King of Mosquitia
- Reign: 1729 – 1755
- Predecessor: Jeremy II
- Successor: George I
- Born: c. 1721
- Died: January 1755 Sandy Bay
- Issue: Miskitu Prince Eugene, Prince Perry
- Father: Jeremy II

= Edward of Mosquitia =

Edward was king of Mosquitia from 1729 until 1755. He was the eldest son of Jeremy II, and was young when he took office.

In 1740 the Anglo-Spanish "War of Jenkins' Ear" broke out, and Great Britain was anxious to enlist the Miskitu on their side. To that end, Governor Edward Trelawny of Jamaica created an office of "Superintendent of the Mosquito Shore" and entrusted it to Robert Hodgson. Hodgson arrived in 1740 and met with Edward and Governor John Briton, the other officials being either sick (Admiral Dilly) or too far away (General Hobby).

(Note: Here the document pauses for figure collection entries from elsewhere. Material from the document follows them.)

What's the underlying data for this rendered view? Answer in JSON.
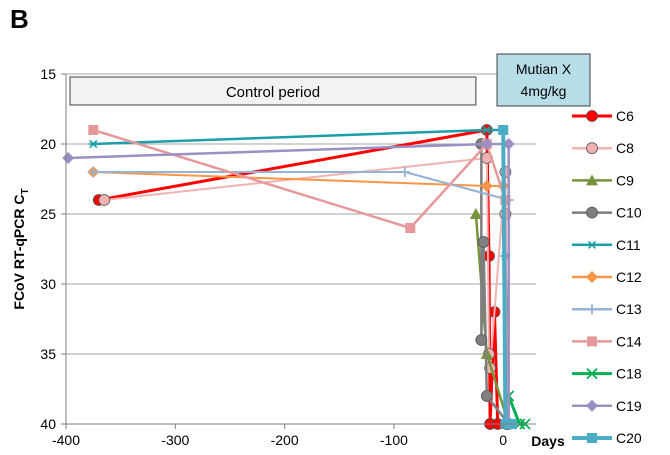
{
  "panel_label": "B",
  "chart_data": {
    "type": "line",
    "ylabel": "FCoV RT-qPCR C",
    "ylabel_sub": "T",
    "xlabel": "Days",
    "xlim": [
      -400,
      30
    ],
    "ylim": [
      15,
      40
    ],
    "y_inverted": true,
    "xticks": [
      -400,
      -300,
      -200,
      -100,
      0
    ],
    "yticks": [
      15,
      20,
      25,
      30,
      35,
      40
    ],
    "grid": "horizontal",
    "legend_position": "right",
    "annotations": {
      "control": {
        "text": "Control period",
        "x_start": -400,
        "x_end": -25,
        "fill": "#f2f2f2"
      },
      "treatment": {
        "line1": "Mutian X",
        "line2": "4mg/kg",
        "x_start": -2,
        "x_end": 25,
        "fill": "#b7dde8"
      }
    },
    "series": [
      {
        "name": "C6",
        "color": "#ff0000",
        "marker": "circle",
        "width": 3,
        "points": [
          [
            -370,
            24
          ],
          [
            -15,
            19
          ],
          [
            -13,
            28
          ],
          [
            -12,
            40
          ],
          [
            -8,
            32
          ],
          [
            -5,
            40
          ]
        ]
      },
      {
        "name": "C8",
        "color": "#f2b2b2",
        "marker": "circle",
        "width": 2,
        "points": [
          [
            -365,
            24
          ],
          [
            -15,
            21
          ],
          [
            -13,
            35
          ],
          [
            -12,
            36
          ],
          [
            2,
            22
          ],
          [
            2,
            25
          ],
          [
            3,
            40
          ]
        ]
      },
      {
        "name": "C9",
        "color": "#77933c",
        "marker": "triangle",
        "width": 2.5,
        "points": [
          [
            -25,
            25
          ],
          [
            -15,
            35
          ],
          [
            5,
            40
          ]
        ]
      },
      {
        "name": "C10",
        "color": "#7f7f7f",
        "marker": "circle",
        "width": 2.5,
        "points": [
          [
            -20,
            20
          ],
          [
            -20,
            34
          ],
          [
            -18,
            27
          ],
          [
            -15,
            38
          ],
          [
            5,
            40
          ]
        ]
      },
      {
        "name": "C11",
        "color": "#1b9fa8",
        "marker": "star",
        "width": 2.5,
        "points": [
          [
            -375,
            20
          ],
          [
            -15,
            19
          ],
          [
            0,
            19
          ],
          [
            2,
            28
          ],
          [
            5,
            40
          ]
        ]
      },
      {
        "name": "C12",
        "color": "#f79646",
        "marker": "diamond",
        "width": 2,
        "points": [
          [
            -375,
            22
          ],
          [
            -15,
            23
          ],
          [
            0,
            23
          ],
          [
            5,
            40
          ]
        ]
      },
      {
        "name": "C13",
        "color": "#95b3d7",
        "marker": "plus",
        "width": 2,
        "points": [
          [
            -375,
            22
          ],
          [
            -90,
            22
          ],
          [
            5,
            24
          ],
          [
            5,
            40
          ]
        ]
      },
      {
        "name": "C14",
        "color": "#e6999a",
        "marker": "square",
        "width": 2.5,
        "points": [
          [
            -375,
            19
          ],
          [
            -85,
            26
          ],
          [
            -15,
            20
          ],
          [
            2,
            24
          ],
          [
            3,
            40
          ]
        ]
      },
      {
        "name": "C18",
        "color": "#00b050",
        "marker": "x",
        "width": 3,
        "points": [
          [
            5,
            38
          ],
          [
            15,
            40
          ],
          [
            20,
            40
          ]
        ]
      },
      {
        "name": "C19",
        "color": "#9b8fc4",
        "marker": "diamond",
        "width": 2.5,
        "points": [
          [
            -398,
            21
          ],
          [
            -15,
            20
          ],
          [
            5,
            20
          ],
          [
            5,
            40
          ]
        ]
      },
      {
        "name": "C20",
        "color": "#4bacc6",
        "marker": "square",
        "width": 4,
        "points": [
          [
            0,
            19
          ],
          [
            2,
            40
          ],
          [
            8,
            40
          ]
        ]
      }
    ]
  }
}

According to Hodgson's report,
"I proceeded to acquaint them that, as they had long acknowledged themselves subjects of Great Britain, the governor of Jamaica had sent me to take possession of their country in his Majesty's name; then asked if they had anything to object. They answered, they had nothing to say against it, but were very glad I was come for that purpose. So I immediately set up the standard, and, reducing the sum of what I had said into articles, I asked them, both jointly and separately, if they approved and would abide by them. They unanimously declared they would.""Taking possession of the country" did not result in any effective change in sovereignty, and Hodgson soon discovered that he could not conduct military operations without respecting Miskitu political alignments. Moreover, Hodgson had to give gifts that amounted to a sort of tribute to the Miskitu. Hodgson resided at Black River, a station more or less at the extreme northwestern end of the kingdom, where English had settled since the 1730s.

According to Hodgson's report, filed in 1740, the kingdom was ruled by three chiefs or "guards." These included governor Briton to the south of the king's domain, controlling lands of unmixed Miskitu; the lands of the king himself around Sandy Bay; and general Hobby, who controlled the Zambo or mixed-race African-Miskitu to the north and west. Each of these rulers held a hereditary position.